Когда я морщусь, слёзы и впрямь выступают у меня на глазах – я не плачу, не в коем разе, хотя со стороны, видимо, выглядит именно так.
– Ну-ну, Лёкк, – говорит, заметив это, Стиг; тон его смягчился, окрасился душевностью, – не знаю, чего вы убиваетесь. Вам пока не грозит судьба Хёста, вашего соседа. Не в том смысле, что вы не женитесь, а в том, что не будете прикованы к постели, хотя я не знаю, какое из этих двух зол меньшее, а какое – большее.

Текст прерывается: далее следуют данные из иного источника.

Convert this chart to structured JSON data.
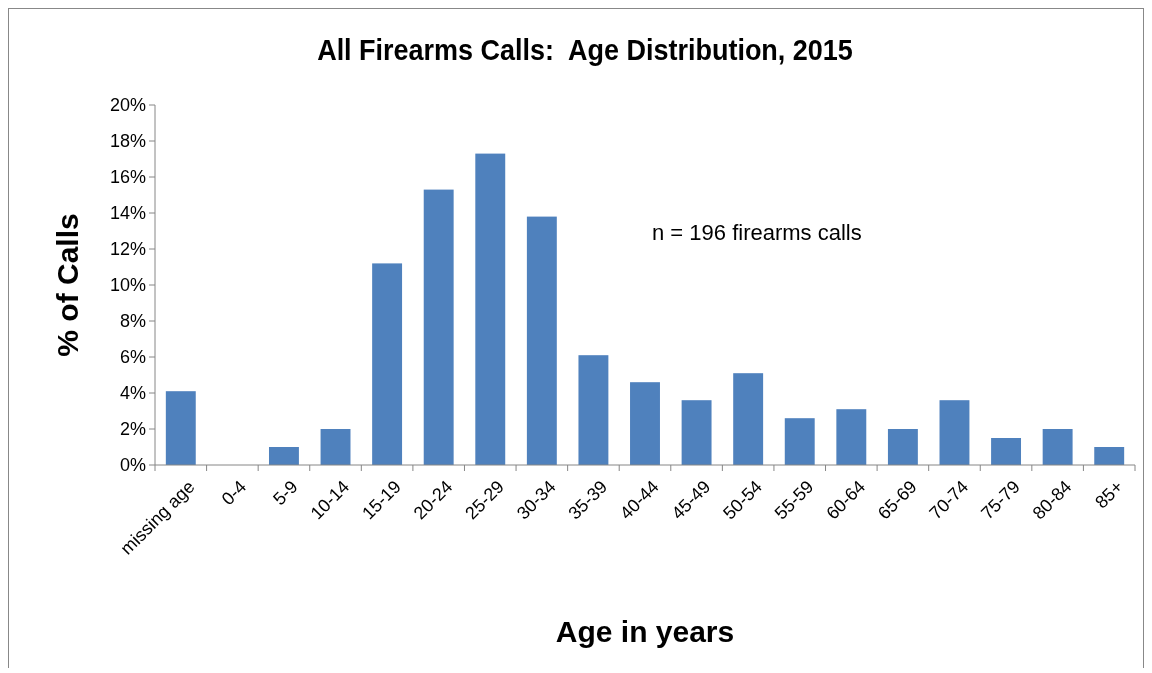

Говорит, и тут же посмеивается, всячески демонстрируя, что и впрямь не всё так плохо.
Или же это издевка? Не знаю, что и думать…
А тут он ещё достаёт свой платок, белоснежный, с собственными инициалами, и вытирает мне глаза, точно заботливый сын отцу – чёрта с два удалось бы это ему, будь я в силах! Да ещё и шепчёт что-то про себя, подбадривает: «Вот так, вот хорошо…». В этот миг я всецело уповаю на свою силу воли, не давшую мне сгинуть в тех туманах, что окружали меня на протяжении всей жизни. Тщетно. В душе вспыхивает надежда, вспыхивает и тут же гаснет: я не могу вскочить и схватить доктора за шею, вытрясти из него всякое желание иметь со мной дело, не могу и всё. Я обездвижен, не путами и ремнями вовсе, не своей болезнью… Разочарованием, вот чем. Значит ли это, что недвижим я навсегда?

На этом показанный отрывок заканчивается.